This year we have been observing the Season of Creation. We have talked about the world, we have considered humanity, made in God’s image, and today I want to give a thought to science.
Too often when someone talks about the ‘theology of creation’ the conversation instantly moves to the supposed debate between sciene and religion.
I want to look at the scientific view of the origin of the world, but rather than see theology as opposed to science, I want to draw some theological reflections from scientific theory:
Einstein, Albert said: “Science without religion is lame, religion without science is blind.” So this sermon is an attempt to bring Science and religion together…
In the beginning was nothing.
Then 13.7 billion years ago, in a singularity, an infinitely small pinprick of existence, the big bang was sparked into existence and there was light.
As the infant universe expanded faster than the speed of light, and within the first fraction of the first second of existence the laws of physics crystalised out of the chaos. At first the universe was only a hot soup of quarks, gluons and leptons, but while the universe was one ten-thousandth of a second old protons, neutrons and electrons (the famalier building blocks of atoms) had appeared.
The whole universe remained hot enough to be nothing more than constant nuclear reactions until beyond the first three minutes.
There were still no atoms yet – just the raw materials – the universe was not cool enough for atoms for half a million years.
At this point the gross nuclear structure of the universe was left at the ratio of today with a quarter helium to three quarters hydrogen. (Although the ratios of protons to neutons and electrons had made this inevitable three minutes after the initial big bang.)
The greatest miracle, ever had already occurred. Water into wine? Feeding 5,000? These are nothing to the laws of physics created in the first second of existence and the protons, neutons and electrons that formed in the first minutes. If any of these forces or measurements were even slightly different, no life would exist. For example if gravity were slightly stronger, or any of these nuclear particles just a little bigger (giving them a stronger pull, and so having the same effect) then the big bang would have been followed by the universe pulling itself together within a few billion years in a big crunch with no opportunity for suns and planets to from. If gravity were slightly weaker, or any nuclear particles just a little smaller (giving them a weaker pull, and so having the same effect) then the big bang would have been followed by the universe expanding so fast that stars would never form, and the universe would be an ever-expanding and ever-thinning cloud of hydrogen and helium.
But in our perfectly ballanced universe, once atoms formed, the forces of gravity started to draw them together, forming larger and larger clumps of matter, until some clumps became so vast that their internal forces of gravity became so strong that they broke apart the atoms in nuclear reactions and the first stars were born, about 1 billion years after the Big Bang.
In these first stars the atoms of hydrogen and helium were broken apart, and they reformed as new elements, including the carbon that is the elemental building block of life were formed – every atom of carbon in your body was created in the nuclear reactions in the heart of a sun.
Our sun and our home planet were formed in the second generation of stars.
Around 4.5 billion years ago life on earth began. (Just 3 million years ago the human race appeared.) The evolution of life is every bit as wonderful as the physical origen, but I will not go into it, as we will run out of time, and I was always much better at physics than biology.
But I would like to echo the words of Carl Segen who said of human civilisation: “These are the things hydrogen atoms do given 13.7 billion years.”
Science has its own miracles that can inspire awe, and wonder, and spirituality.
Atoms are mostly empty space, if you were able to remove all the space from and atom and compress it, then the entire human race could fit into a space the size of a sugar cube.
Some of you may know that I edit the Newsletter for the campaigning charity, Inclusive Church. The editorial that recieved more comment & feedback than all my others put together was based the sermon I delivered here on Ash Wednesday. I hope those who were here on Ash Wednesday will forgive me repeating what I said back then.
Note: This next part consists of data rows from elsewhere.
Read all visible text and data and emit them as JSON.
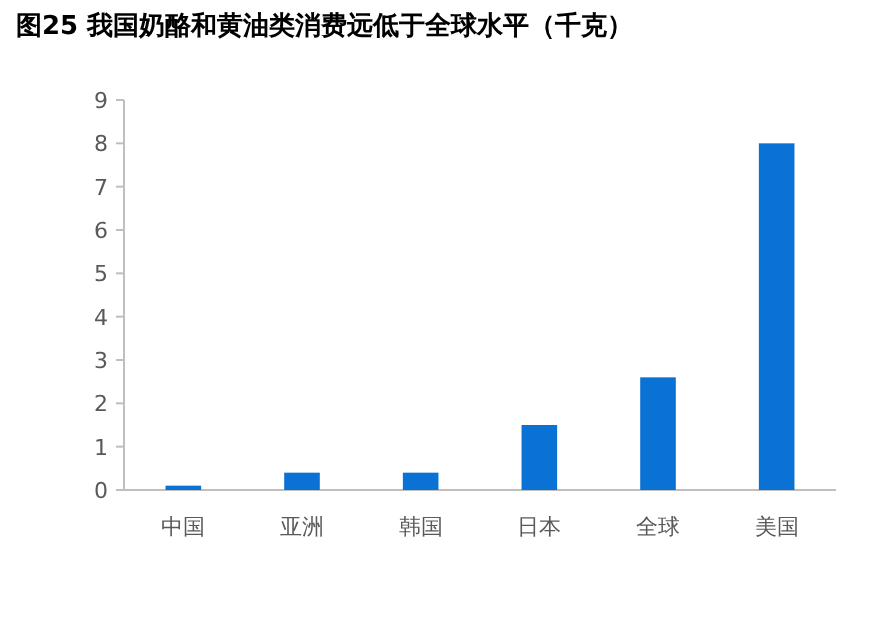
{
  "chart_data": {
    "type": "bar",
    "title": "图25 我国奶酪和黄油类消费远低于全球水平（千克）",
    "categories": [
      "中国",
      "亚洲",
      "韩国",
      "日本",
      "全球",
      "美国"
    ],
    "values": [
      0.1,
      0.4,
      0.4,
      1.5,
      2.6,
      8.0
    ],
    "color": "#0a72d4",
    "ylim": [
      0,
      9
    ],
    "yticks": [
      0,
      1,
      2,
      3,
      4,
      5,
      6,
      7,
      8,
      9
    ],
    "grid": false
  }
}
As I have already said, after the Big Bang, scientists believe that the only elements that existed were hydrogen and helium (the lightest and simplest elements). No carbon or metal or any complex elements. Then these atoms of hydrogen and helium slowly clustered over unimaginable aeons of time the clusters became enormous balls of matter that had so much gravity that the atoms were pulled apart in a nuclear reaction, and the universe’s first generation of stars sprung to light.
All of the heavy elements that exist in the universe – metals, and the carbon of our bodies was created in the heart of the first generation of stars.
On Ash Wednesday we say “remember that you are dust…” we are not just made of dust, as Genesis tells us, we are made of stardust! “Remember you are stardust…”
Our human bodies that we so often feel ashamed of (or are made to feel ashamed of) are the stuff of stars, made by God, loved by God, inhabited by God.
We are stardust! We need to learn to stand tall and not be ashamed: regardless of gender, sexuality, race, disability, social status, education: you are stardust. You are a child of God. You matter.
We are frail, but we are also part of a holy adventure reflecting God’s love over billions of years and in billions of galaxies.
Our lives are strange and sometimes difficult, but life is also wonderful and beautiful.